Now, researchers led by the University of Cambridge have created the world's smallest magnifying glass, which focuses light a billion times more tightly, down to the scale of single atoms.

In collaboration with colleagues from Spain, the team used highly conductive gold nanoparticles to make the world's tiniest optical cavity, so small that only a single molecule can fit within it.

The cavity, called a 'pico-cavity' by the researchers, consists of a bump in a gold nanostructure the size of a single atom, and confines light to less than a billionth of a meter.

The results, reported in the journal Science, open up new ways to study the interaction of light and matter, including the possibility of making the molecules in the cavity undergo new sorts of chemical reactions, which could enable the development of entirely new types of sensors.

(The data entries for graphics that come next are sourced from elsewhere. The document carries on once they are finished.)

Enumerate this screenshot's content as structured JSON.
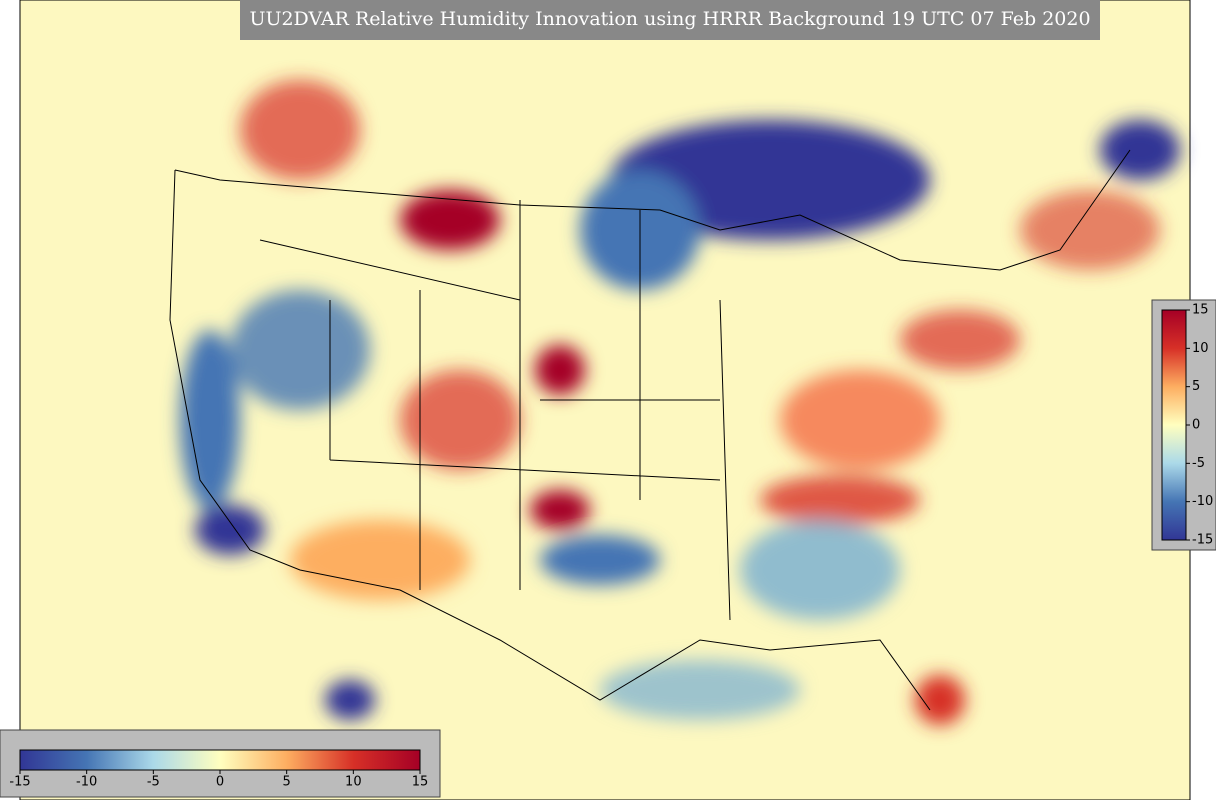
{
  "title": "UU2DVAR Relative Humidity Innovation using HRRR Background 19 UTC 07 Feb 2020",
  "colorbar": {
    "lim": [
      -15,
      15
    ],
    "ticks": [
      -15,
      -10,
      -5,
      0,
      5,
      10,
      15
    ],
    "colors": [
      "#313695",
      "#4575b4",
      "#abd9e9",
      "#ffffbf",
      "#fdae61",
      "#d73027",
      "#a50026"
    ]
  },
  "colorbar_right": {
    "lim": [
      -15,
      15
    ],
    "ticks": [
      -15,
      -10,
      -5,
      0,
      5,
      10,
      15
    ]
  }
}
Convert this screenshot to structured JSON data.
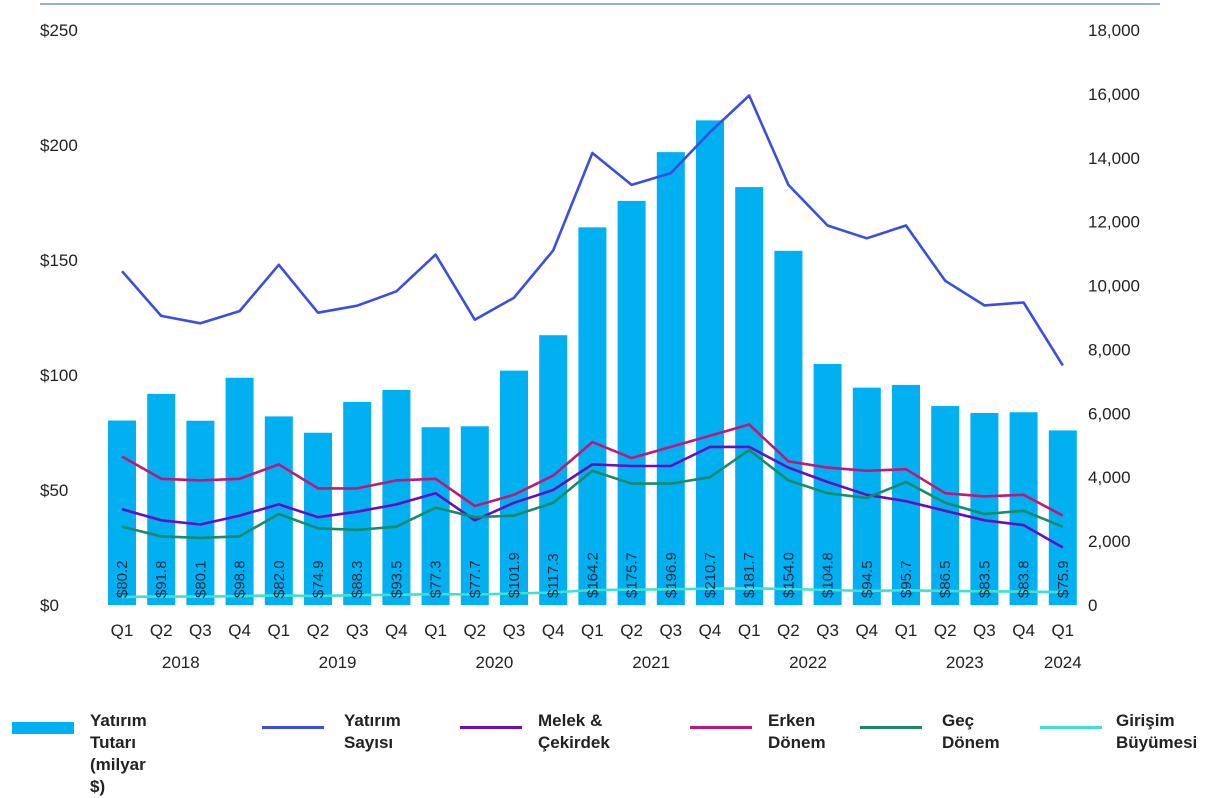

According to the researchers, building nanostructures with single atom control was extremely challenging. 'We had to cool our samples to -260°C in order to freeze the scurrying gold atoms,' they said.

The researchers shone laser light on the sample to build the pico-cavities, allowing them to watch single atom movement in real time.

The findings have the potential to open a whole new field of light-catalyzed chemical reactions, allowing complex molecules to be built from smaller components. Additionally, there is the possibility of new optic-mechanical data storage devices, allowing information to be written and read by light and stored in the form of molecular vibrations.